Despite widespread calls for austerity measures and the challenging economic times faced by Kenyans, President William Ruto, Deputy President Rigathi Gachagua, and Members of Parliament (MPs) are set to enjoy a substantial 14 percent pay raise over the next two years.
The proposed review, put forward by the Salaries and Remuneration Commission (SRC), aims to cushion these state officers against the rising cost of living.
If approved, this pay raise would provide significant relief to officials who have been grappling with the persistently high inflation that has eroded personal incomes and driven up the cost of basic consumer products.
However, it is important to note that this move raises concerns about the growing disparity between the salaries of state officers and the struggling salaried workers, part-time workers, and those in the informal sector, who continue to bear the brunt of the biting inflationary environment.
President Ruto’s monthly gross remuneration package is expected to rise by 7.1 percent from July 2023, reaching a staggering Sh1,546,875, before another 6.7 percent increase to Sh1,650,000 from July 2024.
Similarly, Deputy President Rigathi Gachagua will witness a 14.3 percent jump in his remuneration package over the two-year period, with his monthly compensation rising to Sh1,367,438 from July 1, and eventually reaching Sh1,402,500.
Cabinet Secretaries will also see their remuneration rise to Sh1,056,000 per month starting from July 2024.
In addition to the pay raise, Members of Parliament, including senators, will experience an 8.3 percent wage increase over the next two financial years, earning Sh741,003 and Sh769,201 respectively, excluding committee sitting allowances, which are capped at Sh120,000 per month.
The proposed pay raise extends beyond the national government, as governors are set to receive a comparable increase in compensation, while Members of the County Assembly will witness a 14 percent rise in their monthly remuneration.
Moreover, other state officers, including principal secretaries, the Chief Justice, the Deputy Chief Justice, the Auditor-General, judges, the Director of Public Prosecutions, the Inspector-General of Police, and chairpersons of key commissions, will also enjoy a pay raise.
The proposed review encompasses allowances and benefits such as car loans, mortgage benefits, pensions, and medical and hospital insurance.
While the SRC has invited public comments on the proposed remuneration packages before finalizing them, the potential approval of these increases will undoubtedly expand the country’s already burdensome wage bill.
As of the fiscal year ended June 2022, the national government’s wage bill stood at Sh506.29 billion, with the counties’ wage bill reaching Sh190.11 billion.
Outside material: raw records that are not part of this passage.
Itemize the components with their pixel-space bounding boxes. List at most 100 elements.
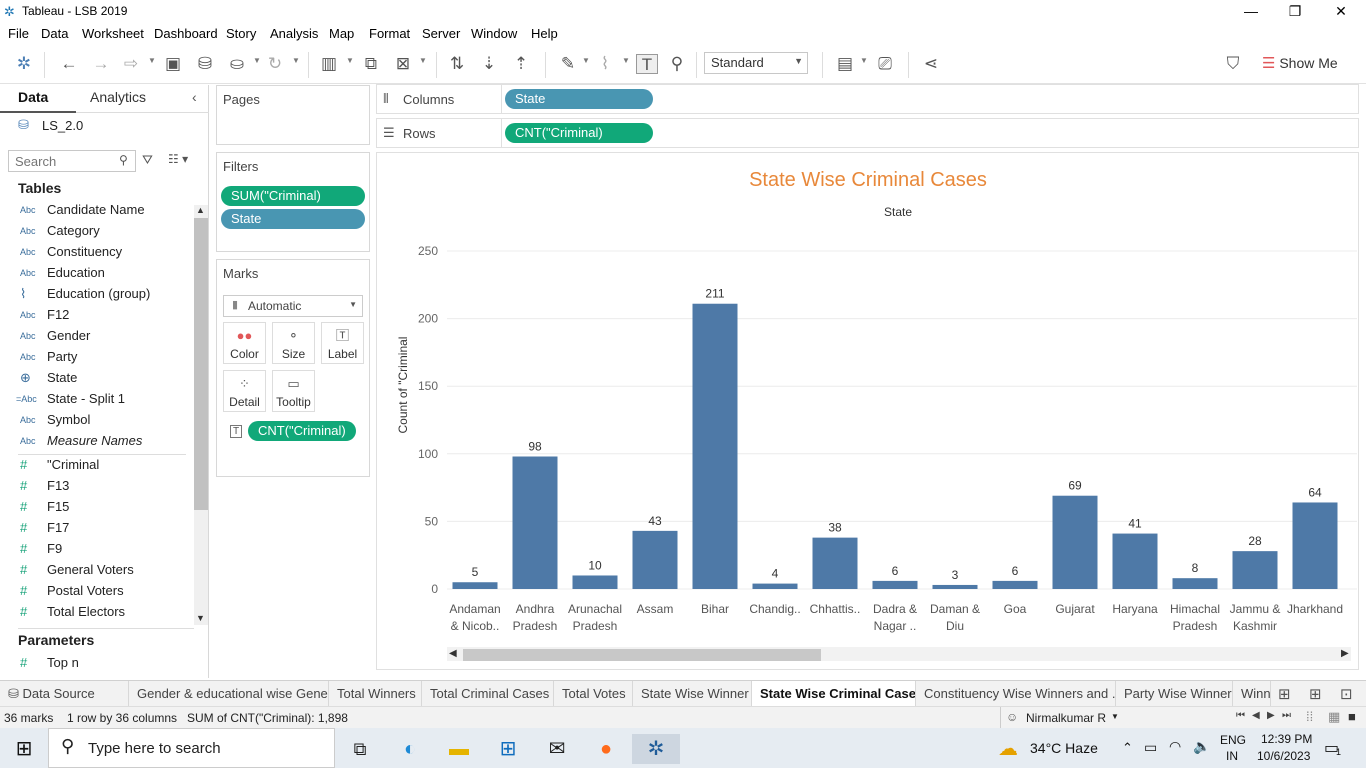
rows-pill-cnt-criminal[interactable]: CNT("Criminal)	[505, 123, 653, 143]
windows-start-icon[interactable]: ⊞	[15, 738, 33, 760]
notification-icon[interactable]: ▭	[1324, 740, 1340, 757]
menu-window[interactable]: Window	[471, 26, 518, 41]
bar[interactable]	[932, 584, 978, 589]
battery-icon[interactable]: ▭	[1144, 739, 1158, 755]
fit-dropdown[interactable]: Standard ▼	[704, 52, 808, 74]
new-worksheet-icon[interactable]: ▥	[320, 54, 338, 73]
bar[interactable]	[752, 583, 798, 589]
region-indicator[interactable]: IN	[1226, 749, 1238, 763]
label-mark-button[interactable]: 🅃 Label	[321, 322, 364, 364]
duplicate-sheet-icon[interactable]: ⧉	[364, 54, 378, 73]
filter-pill-state[interactable]: State	[221, 209, 365, 229]
new-datasource-icon[interactable]: ⛁	[197, 54, 213, 73]
bar[interactable]	[1292, 502, 1338, 589]
new-dashboard-tab-icon[interactable]: ⊞	[1309, 686, 1322, 703]
weather-text[interactable]: 34°C Haze	[1030, 740, 1098, 756]
tab-state-wise-winner[interactable]: State Wise Winner	[633, 681, 752, 706]
status-user[interactable]: Nirmalkumar R	[1026, 711, 1107, 725]
tab-data-source[interactable]: ⛁ Data Source	[0, 681, 129, 706]
field-symbol[interactable]: Abc Symbol	[0, 411, 190, 431]
field-criminal[interactable]: # "Criminal	[0, 456, 190, 476]
tab-analytics[interactable]: Analytics	[90, 89, 147, 105]
menu-data[interactable]: Data	[41, 26, 69, 41]
bar[interactable]	[1052, 495, 1098, 589]
scroll-down-icon[interactable]: ▼	[196, 613, 205, 623]
tab-party-wise-winner[interactable]: Party Wise Winner	[1116, 681, 1233, 706]
field-candidate-name[interactable]: Abc Candidate Name	[0, 201, 190, 221]
pause-updates-icon[interactable]: ⛀	[229, 54, 245, 73]
format-painter-icon[interactable]: ⛉	[1226, 54, 1240, 73]
tableau-taskbar-icon[interactable]: ✲	[632, 734, 680, 764]
grid-view-icon[interactable]: ⁞⁞	[1306, 709, 1314, 724]
redo-icon[interactable]: →	[92, 54, 110, 73]
restore-button[interactable]: ❐	[1288, 3, 1302, 19]
collapse-pane-icon[interactable]: ‹	[192, 89, 197, 105]
menu-analysis[interactable]: Analysis	[270, 26, 319, 41]
tray-chevron-icon[interactable]: ⌃	[1122, 740, 1133, 755]
field-education-group-[interactable]: ⌇ Education (group)	[0, 285, 190, 305]
chevron-down-icon[interactable]: ▼	[1111, 712, 1119, 721]
viz-hscroll-thumb[interactable]	[463, 649, 821, 661]
scroll-up-icon[interactable]: ▲	[196, 205, 205, 215]
swap-rows-columns-icon[interactable]: ⇅	[449, 54, 465, 73]
datasource-name[interactable]: LS_2.0	[42, 118, 84, 133]
bar[interactable]	[992, 580, 1038, 589]
clear-sheet-icon[interactable]: ⊠	[395, 54, 411, 73]
show-me-button[interactable]: ☰ Show Me	[1262, 54, 1338, 72]
new-worksheet-tab-icon[interactable]: ⊞	[1278, 686, 1291, 703]
sort-ascending-icon[interactable]: ⇣	[481, 54, 497, 73]
field-measure-names[interactable]: Abc Measure Names	[0, 432, 190, 452]
filters-card[interactable]: Filters SUM("Criminal) State	[216, 152, 370, 252]
close-button[interactable]: ✕	[1335, 3, 1347, 19]
fix-axes-icon[interactable]: ⚲	[670, 54, 684, 73]
tooltip-mark-button[interactable]: ▭ Tooltip	[272, 370, 315, 412]
menu-help[interactable]: Help	[531, 26, 558, 41]
sort-descending-icon[interactable]: ⇡	[513, 54, 529, 73]
field-party[interactable]: Abc Party	[0, 348, 190, 368]
menu-dashboard[interactable]: Dashboard	[154, 26, 218, 41]
menu-story[interactable]: Story	[226, 26, 257, 41]
filter-icon[interactable]: ⛛	[142, 152, 153, 167]
tabs-view-icon[interactable]: ■	[1348, 709, 1356, 724]
bar[interactable]	[512, 456, 558, 589]
tab-total-criminal-cases[interactable]: Total Criminal Cases	[422, 681, 554, 706]
menu-map[interactable]: Map	[329, 26, 355, 41]
field-state[interactable]: ⊕ State	[0, 369, 190, 389]
firefox-icon[interactable]: ●	[599, 738, 613, 760]
group-members-icon[interactable]: ⌇	[600, 54, 610, 73]
show-cards-icon[interactable]: ▤	[836, 54, 854, 73]
tab-state-wise-criminal-cases[interactable]: State Wise Criminal Cases	[752, 681, 916, 706]
undo-icon[interactable]: ←	[60, 54, 78, 73]
field-f13[interactable]: # F13	[0, 477, 190, 497]
menu-file[interactable]: File	[8, 26, 29, 41]
field-f15[interactable]: # F15	[0, 498, 190, 518]
taskbar-search-box[interactable]: ⚲ Type here to search	[48, 728, 335, 768]
rows-shelf[interactable]: ☰ Rows CNT("Criminal)	[376, 118, 1359, 148]
size-mark-button[interactable]: ⚬ Size	[272, 322, 315, 364]
bar[interactable]	[1112, 533, 1158, 589]
bar[interactable]	[452, 582, 498, 589]
share-icon[interactable]: ⋖	[923, 54, 939, 73]
field-search-input[interactable]	[8, 150, 136, 172]
tab-data[interactable]: Data	[18, 89, 49, 105]
store-icon[interactable]: ⊞	[499, 738, 517, 760]
tab-constituency-wise-winners[interactable]: Constituency Wise Winners and ...	[916, 681, 1116, 706]
scroll-right-icon[interactable]: ▶	[1341, 648, 1349, 659]
save-icon[interactable]: ▣	[164, 54, 182, 73]
tab-gender-educational[interactable]: Gender & educational wise Gene...	[129, 681, 329, 706]
edge-icon[interactable]: ◐	[403, 738, 417, 760]
new-story-tab-icon[interactable]: ⊡	[1340, 686, 1353, 703]
last-sheet-icon[interactable]: ⏭	[1282, 710, 1291, 721]
wifi-icon[interactable]: ◠	[1169, 738, 1182, 754]
field-category[interactable]: Abc Category	[0, 222, 190, 242]
tab-winn[interactable]: Winn	[1233, 681, 1271, 706]
color-mark-button[interactable]: ●● Color	[223, 322, 266, 364]
field-constituency[interactable]: Abc Constituency	[0, 243, 190, 263]
clock-time[interactable]: 12:39 PM	[1261, 732, 1313, 746]
field-general-voters[interactable]: # General Voters	[0, 561, 190, 581]
bar[interactable]	[1172, 578, 1218, 589]
mark-type-dropdown[interactable]: ▮ Automatic ▼	[223, 295, 363, 317]
first-sheet-icon[interactable]: ⏮	[1236, 710, 1245, 721]
tab-total-votes[interactable]: Total Votes	[554, 681, 633, 706]
show-labels-icon[interactable]: T	[636, 54, 658, 74]
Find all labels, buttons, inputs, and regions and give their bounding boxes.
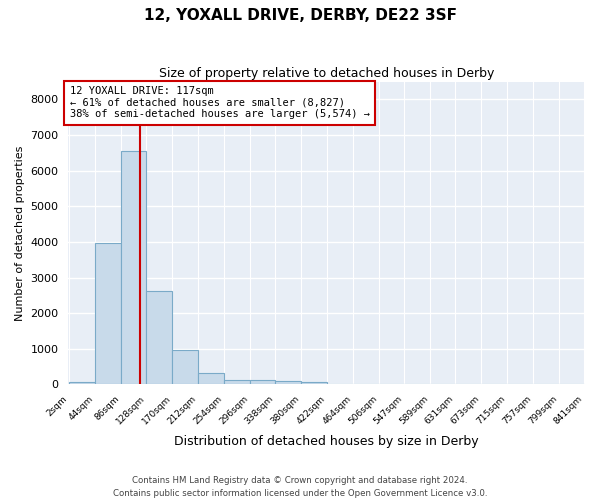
Bar <box>69 382 95 384</box>
Text: 12 YOXALL DRIVE: 117sqm
← 61% of detached houses are smaller (8,827)
38% of semi: 12 YOXALL DRIVE: 117sqm ← 61% of detache… <box>70 86 370 120</box>
Bar <box>95 243 121 384</box>
Bar <box>172 350 198 384</box>
Text: Contains HM Land Registry data © Crown copyright and database right 2024.
Contai: Contains HM Land Registry data © Crown c… <box>113 476 487 498</box>
Title: Size of property relative to detached houses in Derby: Size of property relative to detached ho… <box>159 68 494 80</box>
Y-axis label: Number of detached properties: Number of detached properties <box>15 146 25 320</box>
Bar <box>146 291 172 384</box>
Bar <box>275 381 301 384</box>
Bar <box>224 380 250 384</box>
Bar <box>198 374 224 384</box>
Text: 12, YOXALL DRIVE, DERBY, DE22 3SF: 12, YOXALL DRIVE, DERBY, DE22 3SF <box>143 8 457 22</box>
X-axis label: Distribution of detached houses by size in Derby: Distribution of detached houses by size … <box>175 434 479 448</box>
Bar <box>301 382 327 384</box>
Bar <box>121 151 146 384</box>
Bar <box>250 380 275 384</box>
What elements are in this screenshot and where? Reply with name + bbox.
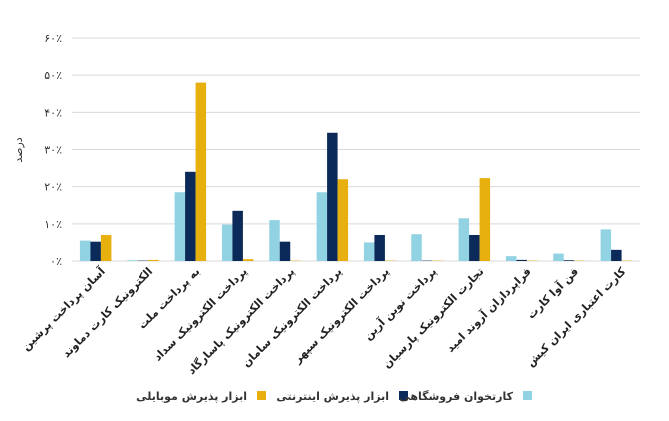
bar — [127, 260, 138, 261]
legend-swatch — [523, 391, 532, 400]
bar — [185, 171, 196, 261]
bar — [411, 234, 422, 261]
y-tick-label: ۰٪ — [50, 255, 62, 268]
y-axis-ticks: ۰٪ ۱۰٪ ۲۰٪ ۳۰٪ ۴۰٪ ۵۰٪ ۶۰٪ — [44, 32, 62, 268]
bar — [563, 260, 575, 261]
y-tick-label: ۵۰٪ — [44, 69, 62, 82]
legend: ابزار پذیرش موبایلی ابزار پذیرش اینترنتی ک… — [136, 390, 532, 403]
bar — [100, 234, 112, 261]
category-label: فراپردازان آروند امید — [443, 264, 534, 355]
bar — [600, 229, 612, 261]
bars — [79, 82, 633, 261]
bar — [469, 234, 480, 261]
legend-swatch — [257, 391, 266, 400]
bar — [363, 242, 375, 261]
legend-label: ابزار پذیرش موبایلی — [136, 390, 247, 403]
category-label: الکترونیک کارت دماوند — [60, 265, 155, 360]
category-label: آسان پرداخت پرشین — [19, 264, 108, 353]
bar — [79, 240, 91, 261]
category-label: پرداخت الکترونیک سامان — [240, 265, 345, 370]
y-axis-title: درصد — [12, 137, 25, 162]
bar — [148, 259, 159, 261]
legend-label: ابزار پذیرش اینترنتی — [276, 390, 389, 403]
bar — [242, 259, 254, 261]
category-label: پرداخت الکترونیک سپهر — [290, 265, 391, 366]
category-label: پرداخت الکترونیک سداد — [151, 265, 250, 364]
bar — [174, 192, 186, 261]
legend-label: کارتخوان فروشگاهی — [399, 390, 513, 403]
bar — [90, 241, 101, 261]
category-label: کارت اعتباری ایران کیش — [524, 265, 629, 370]
bar — [479, 178, 491, 261]
bar — [269, 220, 280, 261]
bar — [516, 259, 527, 261]
y-tick-label: ۲۰٪ — [44, 181, 62, 194]
y-tick-label: ۶۰٪ — [44, 32, 62, 45]
bar — [553, 253, 564, 261]
bar — [195, 82, 207, 261]
bar — [611, 249, 622, 261]
bar — [337, 179, 349, 261]
bar — [316, 192, 328, 261]
bar — [374, 234, 385, 261]
bar — [221, 224, 233, 261]
bar — [279, 241, 291, 261]
bar — [327, 132, 338, 261]
bar — [505, 256, 517, 261]
y-tick-label: ۴۰٪ — [44, 106, 62, 119]
y-tick-label: ۳۰٪ — [44, 144, 62, 157]
y-tick-label: ۱۰٪ — [44, 218, 62, 231]
legend-swatch — [399, 391, 408, 400]
gridlines — [72, 37, 640, 262]
bar — [232, 210, 243, 261]
bar — [458, 218, 470, 261]
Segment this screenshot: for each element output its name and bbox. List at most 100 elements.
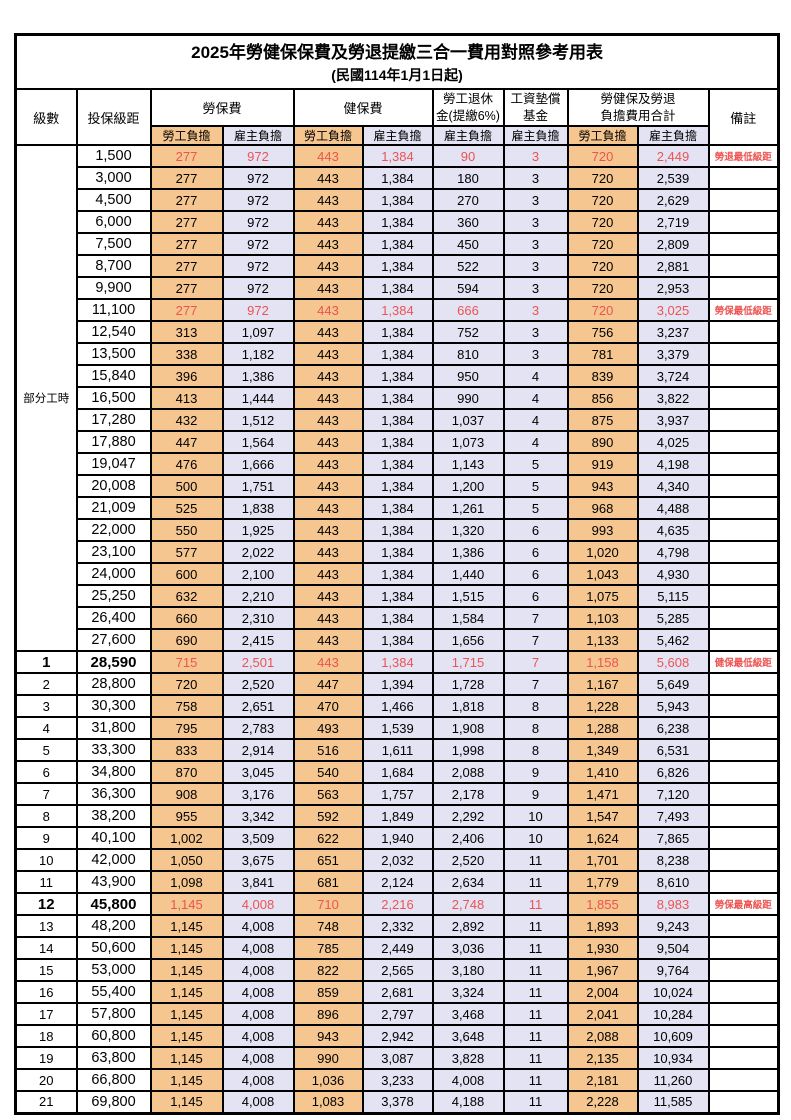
cell-remark xyxy=(707,914,780,938)
cell-total-employer: 6,238 xyxy=(636,716,710,740)
cell-labor-employer: 972 xyxy=(221,210,295,234)
cell-bracket: 23,100 xyxy=(75,540,152,564)
cell-remark xyxy=(707,232,780,256)
cell-total-employee: 1,043 xyxy=(566,562,639,586)
cell-total-employer: 4,930 xyxy=(636,562,710,586)
table-row: 12,540 313 1,097 443 1,384 752 3 756 3,237 xyxy=(16,320,780,344)
cell-labor-employer: 4,008 xyxy=(221,1024,295,1048)
cell-pension-employer: 990 xyxy=(431,386,505,410)
cell-health-employee: 990 xyxy=(292,1046,364,1070)
cell-remark xyxy=(707,320,780,344)
cell-labor-employer: 4,008 xyxy=(221,1090,295,1114)
cell-health-employer: 1,384 xyxy=(361,188,434,212)
cell-remark xyxy=(707,606,780,630)
cell-pension-employer: 1,715 xyxy=(431,650,505,674)
cell-remark: 勞保最高級距 xyxy=(707,892,780,916)
cell-wage-fund-employer: 11 xyxy=(502,936,569,960)
cell-bracket: 17,280 xyxy=(75,408,152,432)
cell-total-employer: 4,025 xyxy=(636,430,710,454)
table-row: 11 43,900 1,098 3,841 681 2,124 2,634 11 1,779 8,… xyxy=(14,870,780,894)
header-total: 勞健保及勞退 負擔費用合計 xyxy=(566,88,710,127)
table-row: 19 63,800 1,145 4,008 990 3,087 3,828 11 2,135 10… xyxy=(14,1046,780,1070)
cell-pension-employer: 3,648 xyxy=(431,1024,505,1048)
cell-pension-employer: 2,178 xyxy=(431,782,505,806)
table-row: 20 66,800 1,145 4,008 1,036 3,233 4,008 11 2,181… xyxy=(14,1068,780,1092)
table-row: 20,008 500 1,751 443 1,384 1,200 5 943 4,340 xyxy=(16,474,780,498)
cell-total-employee: 1,624 xyxy=(566,826,639,850)
cell-remark xyxy=(707,804,780,828)
cell-labor-employer: 1,838 xyxy=(221,496,295,520)
cell-health-employer: 1,384 xyxy=(361,276,434,300)
cell-wage-fund-employer: 3 xyxy=(502,166,569,190)
cell-labor-employer: 2,310 xyxy=(221,606,295,630)
cell-bracket: 11,100 xyxy=(75,298,152,322)
cell-total-employer: 5,649 xyxy=(636,672,710,696)
cell-health-employer: 1,384 xyxy=(361,364,434,388)
cell-bracket: 38,200 xyxy=(75,804,152,828)
cell-total-employee: 1,288 xyxy=(566,716,639,740)
cell-health-employer: 1,384 xyxy=(361,628,434,652)
header-bracket: 投保級距 xyxy=(75,88,152,146)
cell-remark xyxy=(707,716,780,740)
table-row: 13 48,200 1,145 4,008 748 2,332 2,892 11 1,893 9,… xyxy=(14,914,780,938)
cell-labor-employee: 1,145 xyxy=(149,892,224,916)
cell-bracket: 55,400 xyxy=(75,980,152,1004)
cell-labor-employee: 795 xyxy=(149,716,224,740)
cell-health-employer: 1,384 xyxy=(361,232,434,256)
cell-wage-fund-employer: 3 xyxy=(502,232,569,256)
cell-health-employee: 443 xyxy=(292,496,364,520)
cell-labor-employer: 972 xyxy=(221,232,295,256)
cell-health-employer: 1,384 xyxy=(361,210,434,234)
cell-health-employer: 1,384 xyxy=(361,254,434,278)
cell-remark xyxy=(707,518,780,542)
cell-health-employer: 1,466 xyxy=(361,694,434,718)
cell-labor-employee: 500 xyxy=(149,474,224,498)
table-row: 部分工時 1,500 277 972 443 1,384 90 3 720 2,449 勞退最低級距 xyxy=(14,144,780,652)
cell-total-employer: 4,340 xyxy=(636,474,710,498)
cell-labor-employee: 833 xyxy=(149,738,224,762)
cell-labor-employer: 2,100 xyxy=(221,562,295,586)
cell-bracket: 63,800 xyxy=(75,1046,152,1070)
cell-bracket: 17,880 xyxy=(75,430,152,454)
cell-health-employer: 1,384 xyxy=(361,342,434,366)
header-pension-line1: 勞工退休 xyxy=(442,91,493,106)
cell-labor-employee: 908 xyxy=(149,782,224,806)
cell-level: 4 xyxy=(14,716,78,740)
cell-health-employer: 2,332 xyxy=(361,914,434,938)
table-row: 15,840 396 1,386 443 1,384 950 4 839 3,724 xyxy=(16,364,780,388)
cell-total-employee: 1,228 xyxy=(566,694,639,718)
cell-level: 13 xyxy=(14,914,78,938)
cell-labor-employer: 4,008 xyxy=(221,1046,295,1070)
cell-total-employee: 1,349 xyxy=(566,738,639,762)
table-row: 3,000 277 972 443 1,384 180 3 720 2,539 xyxy=(16,166,780,190)
cell-labor-employer: 2,022 xyxy=(221,540,295,564)
cell-health-employer: 2,032 xyxy=(361,848,434,872)
cell-pension-employer: 3,180 xyxy=(431,958,505,982)
cell-labor-employee: 1,145 xyxy=(149,1090,224,1114)
cell-labor-employee: 955 xyxy=(149,804,224,828)
cell-labor-employee: 1,050 xyxy=(149,848,224,872)
cell-wage-fund-employer: 4 xyxy=(502,364,569,388)
cell-total-employee: 720 xyxy=(566,166,639,190)
cell-remark xyxy=(707,188,780,212)
cell-health-employer: 1,384 xyxy=(361,540,434,564)
cell-wage-fund-employer: 8 xyxy=(502,716,569,740)
cell-health-employee: 443 xyxy=(292,276,364,300)
cell-remark xyxy=(707,1090,780,1114)
cell-health-employer: 2,942 xyxy=(361,1024,434,1048)
cell-pension-employer: 3,828 xyxy=(431,1046,505,1070)
cell-labor-employee: 277 xyxy=(149,144,224,168)
cell-labor-employer: 1,751 xyxy=(221,474,295,498)
cell-wage-fund-employer: 3 xyxy=(502,188,569,212)
cell-total-employer: 3,237 xyxy=(636,320,710,344)
cell-health-employee: 540 xyxy=(292,760,364,784)
cell-bracket: 7,500 xyxy=(75,232,152,256)
cell-health-employee: 447 xyxy=(292,672,364,696)
header-level: 級數 xyxy=(14,88,78,146)
cell-wage-fund-employer: 3 xyxy=(502,254,569,278)
cell-pension-employer: 1,200 xyxy=(431,474,505,498)
cell-health-employer: 1,384 xyxy=(361,144,434,168)
cell-labor-employee: 313 xyxy=(149,320,224,344)
cell-total-employer: 6,826 xyxy=(636,760,710,784)
cell-pension-employer: 1,037 xyxy=(431,408,505,432)
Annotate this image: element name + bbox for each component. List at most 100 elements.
The SRC has acknowledged that the escalating wage bill is impeding other government expenditures, and it has highlighted the importance of sustained revenue growth to mitigate its impact.
Unfortunately, private sector workers, who experienced a mere 5.6 percent wage increase in 2022, are left envious of the state officers’ substantial pay raise. Moreover, the meager wage growth in the private sector was effectively wiped out by inflation, which led to a 2.7 percent decline in real wage growth last year.
Inflation has remained persistently high this year, primarily driven by increased food and fuel costs. These economic challenges have compelled the Central Bank of Kenya to raise the benchmark lending rate to its highest level in nearly seven years.
May’s inflation rate reached 8.0 percent, surpassing the prescribed upper limit of 7.5 percent, further exacerbating the financial struggles faced by Kenyans.